The Printemps Républicain is often labeled reactionary, the Islamo-leftists naïve. But the enmity has become calcified as each side clings desperately to its own to agenda, muddling the debate and accusing the other of betraying the Left’s ideals. While each side condemns extremist violence, the conversation has become one about French Muslims on a larger scale, glossing over nuance in order to make a point, to win an argument. But by deepening divisions, the debate makes it more difficult to rally the nation around a common cause of reducing conflict and combating extremism.

It’s true of course, as the Printemps Républicain says, that it is unjustifiable to murder a cartoonist for alleged blasphemy—and that’s not the argument that the majority of those labeled Islamo-leftists are necessarily making, either. Rather, they’re insisting on the need to unpack the sentiments of injustice that those highly mediatized several hundred students—perhaps considered the tip of a “grievance iceberg”—expressed back in January 2015. To ask why, when Macron dared to apologize for France’s colonial heritage in Algeria, for example, he was vilified across the political spectrum.

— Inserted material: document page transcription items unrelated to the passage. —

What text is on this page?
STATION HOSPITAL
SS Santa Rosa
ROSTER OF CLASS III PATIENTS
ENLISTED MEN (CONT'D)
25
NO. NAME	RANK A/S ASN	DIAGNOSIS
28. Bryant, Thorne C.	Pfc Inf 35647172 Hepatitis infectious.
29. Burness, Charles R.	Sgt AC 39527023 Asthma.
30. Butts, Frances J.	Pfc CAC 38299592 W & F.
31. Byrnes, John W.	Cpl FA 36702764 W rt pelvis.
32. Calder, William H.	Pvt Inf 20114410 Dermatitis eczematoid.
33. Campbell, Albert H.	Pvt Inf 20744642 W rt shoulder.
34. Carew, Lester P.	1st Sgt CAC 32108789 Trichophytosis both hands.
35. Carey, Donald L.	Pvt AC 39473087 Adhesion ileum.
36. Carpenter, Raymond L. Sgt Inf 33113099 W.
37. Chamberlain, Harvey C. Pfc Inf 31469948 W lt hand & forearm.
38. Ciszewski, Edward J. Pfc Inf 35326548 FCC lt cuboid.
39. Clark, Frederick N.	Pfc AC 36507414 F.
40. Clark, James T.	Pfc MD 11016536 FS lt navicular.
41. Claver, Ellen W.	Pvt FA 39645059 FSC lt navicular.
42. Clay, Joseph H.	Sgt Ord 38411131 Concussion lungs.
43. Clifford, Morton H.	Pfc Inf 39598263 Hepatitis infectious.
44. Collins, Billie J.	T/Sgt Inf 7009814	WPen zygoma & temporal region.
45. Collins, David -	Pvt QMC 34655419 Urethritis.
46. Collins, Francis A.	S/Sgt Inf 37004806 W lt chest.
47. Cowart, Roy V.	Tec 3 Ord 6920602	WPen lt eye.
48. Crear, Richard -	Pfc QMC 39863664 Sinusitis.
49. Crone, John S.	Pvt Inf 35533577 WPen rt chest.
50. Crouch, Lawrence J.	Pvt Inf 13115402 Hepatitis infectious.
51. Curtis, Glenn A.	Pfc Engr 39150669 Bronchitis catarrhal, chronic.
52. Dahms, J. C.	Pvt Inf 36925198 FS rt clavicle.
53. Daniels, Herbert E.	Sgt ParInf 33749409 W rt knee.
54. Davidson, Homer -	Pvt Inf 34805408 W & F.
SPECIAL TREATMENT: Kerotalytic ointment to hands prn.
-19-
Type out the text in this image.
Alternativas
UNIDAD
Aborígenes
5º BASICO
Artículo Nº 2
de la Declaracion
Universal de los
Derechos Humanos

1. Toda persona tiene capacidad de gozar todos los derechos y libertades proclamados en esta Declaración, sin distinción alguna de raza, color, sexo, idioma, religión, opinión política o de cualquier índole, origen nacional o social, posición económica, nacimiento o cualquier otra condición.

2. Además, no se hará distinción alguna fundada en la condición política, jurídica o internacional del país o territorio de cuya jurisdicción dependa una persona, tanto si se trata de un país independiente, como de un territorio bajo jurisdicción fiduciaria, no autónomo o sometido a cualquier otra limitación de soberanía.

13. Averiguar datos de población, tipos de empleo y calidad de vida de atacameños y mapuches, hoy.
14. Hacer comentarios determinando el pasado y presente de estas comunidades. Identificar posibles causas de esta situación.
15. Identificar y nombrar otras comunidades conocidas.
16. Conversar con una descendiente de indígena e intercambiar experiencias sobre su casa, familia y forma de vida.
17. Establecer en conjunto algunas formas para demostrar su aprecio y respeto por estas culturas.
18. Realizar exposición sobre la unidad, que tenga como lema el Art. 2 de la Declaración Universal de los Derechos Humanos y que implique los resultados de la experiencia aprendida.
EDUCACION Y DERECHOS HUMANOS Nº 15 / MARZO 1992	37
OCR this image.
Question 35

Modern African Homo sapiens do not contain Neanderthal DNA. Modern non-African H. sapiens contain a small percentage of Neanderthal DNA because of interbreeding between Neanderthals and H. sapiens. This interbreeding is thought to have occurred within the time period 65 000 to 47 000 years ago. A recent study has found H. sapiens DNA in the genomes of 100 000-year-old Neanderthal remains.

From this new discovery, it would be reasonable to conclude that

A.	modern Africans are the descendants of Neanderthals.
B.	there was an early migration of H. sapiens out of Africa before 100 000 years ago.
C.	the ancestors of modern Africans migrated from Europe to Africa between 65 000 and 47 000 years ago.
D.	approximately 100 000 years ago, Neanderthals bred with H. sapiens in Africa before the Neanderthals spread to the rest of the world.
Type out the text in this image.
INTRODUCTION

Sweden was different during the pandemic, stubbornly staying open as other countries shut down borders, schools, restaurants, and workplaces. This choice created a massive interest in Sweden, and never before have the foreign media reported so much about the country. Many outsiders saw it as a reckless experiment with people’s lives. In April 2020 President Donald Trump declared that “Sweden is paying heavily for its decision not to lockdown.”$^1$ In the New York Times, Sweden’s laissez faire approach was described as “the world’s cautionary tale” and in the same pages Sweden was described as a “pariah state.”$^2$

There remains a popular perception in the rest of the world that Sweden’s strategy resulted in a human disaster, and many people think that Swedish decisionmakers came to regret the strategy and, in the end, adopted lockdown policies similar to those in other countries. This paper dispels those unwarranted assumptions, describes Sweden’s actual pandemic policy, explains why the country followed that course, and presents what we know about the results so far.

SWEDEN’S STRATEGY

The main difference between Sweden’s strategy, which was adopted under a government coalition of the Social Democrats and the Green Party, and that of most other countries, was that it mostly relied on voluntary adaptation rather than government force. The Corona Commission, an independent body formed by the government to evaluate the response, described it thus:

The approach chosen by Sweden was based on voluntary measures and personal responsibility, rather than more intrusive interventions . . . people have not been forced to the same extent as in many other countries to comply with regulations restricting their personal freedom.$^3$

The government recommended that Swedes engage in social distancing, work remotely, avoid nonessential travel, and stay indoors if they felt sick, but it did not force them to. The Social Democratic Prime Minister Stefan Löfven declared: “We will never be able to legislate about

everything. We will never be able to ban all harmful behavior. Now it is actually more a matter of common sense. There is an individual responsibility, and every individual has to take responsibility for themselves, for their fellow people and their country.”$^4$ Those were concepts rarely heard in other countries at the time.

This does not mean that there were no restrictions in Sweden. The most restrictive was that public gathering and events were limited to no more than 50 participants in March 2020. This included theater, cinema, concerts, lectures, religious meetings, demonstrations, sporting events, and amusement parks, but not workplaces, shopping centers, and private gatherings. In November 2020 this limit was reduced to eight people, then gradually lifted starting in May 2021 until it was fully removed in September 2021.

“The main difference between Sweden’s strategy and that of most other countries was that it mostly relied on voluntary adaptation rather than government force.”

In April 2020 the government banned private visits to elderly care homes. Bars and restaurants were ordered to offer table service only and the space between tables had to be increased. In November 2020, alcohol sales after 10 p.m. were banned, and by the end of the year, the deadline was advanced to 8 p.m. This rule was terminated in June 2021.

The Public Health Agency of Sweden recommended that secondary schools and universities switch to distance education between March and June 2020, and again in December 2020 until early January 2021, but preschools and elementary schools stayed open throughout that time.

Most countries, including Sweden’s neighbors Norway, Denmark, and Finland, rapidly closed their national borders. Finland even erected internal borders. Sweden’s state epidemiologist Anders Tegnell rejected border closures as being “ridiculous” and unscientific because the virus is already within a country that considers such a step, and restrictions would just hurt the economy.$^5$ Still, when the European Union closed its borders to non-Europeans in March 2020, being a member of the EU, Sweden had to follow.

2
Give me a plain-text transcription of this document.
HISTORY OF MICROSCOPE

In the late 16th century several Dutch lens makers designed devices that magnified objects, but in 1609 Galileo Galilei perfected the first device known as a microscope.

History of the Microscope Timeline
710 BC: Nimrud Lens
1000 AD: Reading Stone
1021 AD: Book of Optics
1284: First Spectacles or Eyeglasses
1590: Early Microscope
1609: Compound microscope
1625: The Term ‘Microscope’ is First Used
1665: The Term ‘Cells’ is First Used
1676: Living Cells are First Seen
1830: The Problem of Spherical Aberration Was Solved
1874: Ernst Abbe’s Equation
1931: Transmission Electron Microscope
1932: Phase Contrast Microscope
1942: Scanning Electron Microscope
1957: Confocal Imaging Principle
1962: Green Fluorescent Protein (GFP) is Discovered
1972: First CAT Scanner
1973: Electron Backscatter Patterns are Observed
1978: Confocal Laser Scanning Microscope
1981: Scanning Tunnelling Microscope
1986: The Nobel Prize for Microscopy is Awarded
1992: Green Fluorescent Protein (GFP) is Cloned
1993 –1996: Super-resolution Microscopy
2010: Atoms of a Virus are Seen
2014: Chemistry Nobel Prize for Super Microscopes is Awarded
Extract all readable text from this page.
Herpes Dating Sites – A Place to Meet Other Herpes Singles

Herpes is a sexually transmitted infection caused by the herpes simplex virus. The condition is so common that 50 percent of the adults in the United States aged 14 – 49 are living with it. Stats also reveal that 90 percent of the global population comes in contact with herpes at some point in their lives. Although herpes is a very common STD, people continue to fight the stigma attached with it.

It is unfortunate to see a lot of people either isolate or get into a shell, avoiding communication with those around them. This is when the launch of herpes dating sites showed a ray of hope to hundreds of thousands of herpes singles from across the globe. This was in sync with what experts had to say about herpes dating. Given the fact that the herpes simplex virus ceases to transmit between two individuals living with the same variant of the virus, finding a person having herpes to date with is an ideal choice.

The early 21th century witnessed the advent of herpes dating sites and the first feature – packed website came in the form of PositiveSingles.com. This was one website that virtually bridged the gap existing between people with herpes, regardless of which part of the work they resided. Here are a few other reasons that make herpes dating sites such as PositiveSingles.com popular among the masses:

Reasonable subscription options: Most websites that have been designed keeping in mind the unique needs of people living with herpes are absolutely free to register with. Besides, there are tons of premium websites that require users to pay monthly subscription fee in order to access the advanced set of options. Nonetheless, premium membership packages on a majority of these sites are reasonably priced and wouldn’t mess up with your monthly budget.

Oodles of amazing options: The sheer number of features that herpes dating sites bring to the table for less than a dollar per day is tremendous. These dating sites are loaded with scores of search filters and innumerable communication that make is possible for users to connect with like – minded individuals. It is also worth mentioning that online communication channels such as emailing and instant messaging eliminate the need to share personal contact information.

Caroline Fourest is right that some American journalists—she loves to criticize The New York Times—sometimes overlook the historical roots of laïcité and its role in the universal model. But saying that something is uniquely French or historically grounded doesn’t make it immune to evolution, nor does it necessarily justify a dogmatic adherence to a vision of society that erases difference in order to unite.

That seems to be Macron’s position, for now. But with all the background noise, it will be difficult to have the “tempered” conversation about laïcité he so controversially called for in December.